Dr. Steven Balk, professor of medicine at Harvard Medical School and oncologist at Beth Israel Deaconess Medical Center, noted, "These findings identify a role for FOXJ1 in controlling microtubule dynamics in cells without cilia and show that tumor cells can exploit this function for taxane resistance."
The team determined that FOXJ1 activity altered microtubule behavior, which reduced docetaxel's ability to bind and stabilize them effectively. They also identified additional genes regulated by FOXJ1 that influence microtubule function, indicating a broader network orchestrated by FOXJ1 that promotes chemotherapy resistance.
Clinical Relevance and Future Implications
Beyond laboratory findings, researchers analyzed tumor samples from clinical studies and found that FOXJ1 gene amplification was more common in patients who had been treated with taxanes.

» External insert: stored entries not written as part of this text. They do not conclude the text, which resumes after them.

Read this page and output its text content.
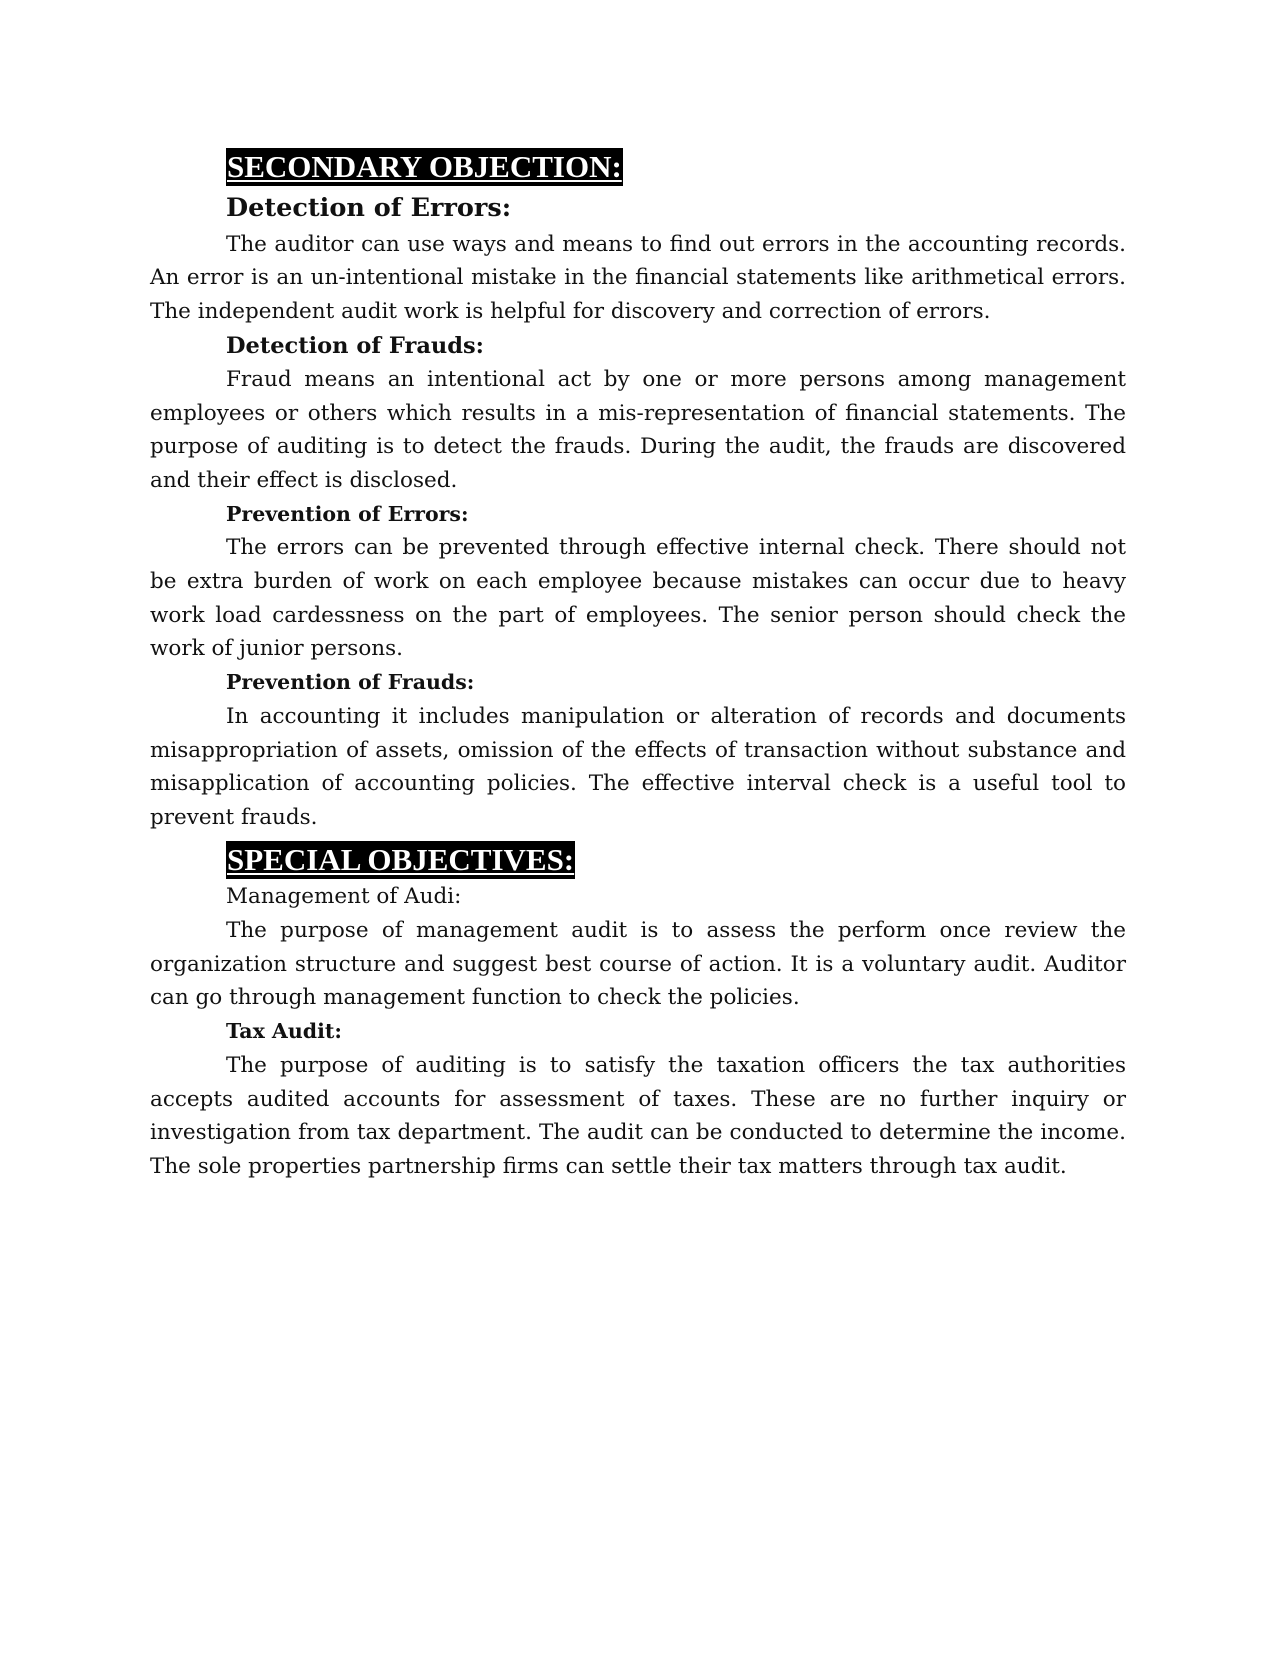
SECONDARY OBJECTION:
Detection of Errors:

The auditor can use ways and means to find out errors in the accounting records. An error is an un-intentional mistake in the financial statements like arithmetical errors. The independent audit work is helpful for discovery and correction of errors.

Detection of Frauds:

Fraud means an intentional act by one or more persons among management employees or others which results in a mis-representation of financial statements. The purpose of auditing is to detect the frauds. During the audit, the frauds are discovered and their effect is disclosed.

Prevention of Errors:

The errors can be prevented through effective internal check. There should not be extra burden of work on each employee because mistakes can occur due to heavy work load cardessness on the part of employees. The senior person should check the work of junior persons.

Prevention of Frauds:

In accounting it includes manipulation or alteration of records and documents misappropriation of assets, omission of the effects of transaction without substance and misapplication of accounting policies. The effective interval check is a useful tool to prevent frauds.

SPECIAL OBJECTIVES:
Management of Audi:

The purpose of management audit is to assess the perform once review the organization structure and suggest best course of action. It is a voluntary audit. Auditor can go through management function to check the policies.

Tax Audit:

The purpose of auditing is to satisfy the taxation officers the tax authorities accepts audited accounts for assessment of taxes. These are no further inquiry or investigation from tax department. The audit can be conducted to determine the income. The sole properties partnership firms can settle their tax matters through tax audit.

Data from a large clinical trial also indicated that patients whose tumors had high FOXJ1 levels before treatment experienced poorer outcomes when docetaxel was added to standard hormone therapy.
Dr. Giannakakou stated that "patients who overexpressed FOXJ1 did not benefit as much from taxane therapy."
While further research is needed, the findings suggest that some tumors may already carry high levels of FOXJ1 prior to treatment, making them less responsive to chemotherapy. Additionally, exposure to the drug may cause cancer cells to increase FOXJ1 activity as they evolve resistance.
Dr. Balk expressed optimism that these insights could lead to improvements in taxane-based therapies for prostate cancer and other cancers where taxanes are used.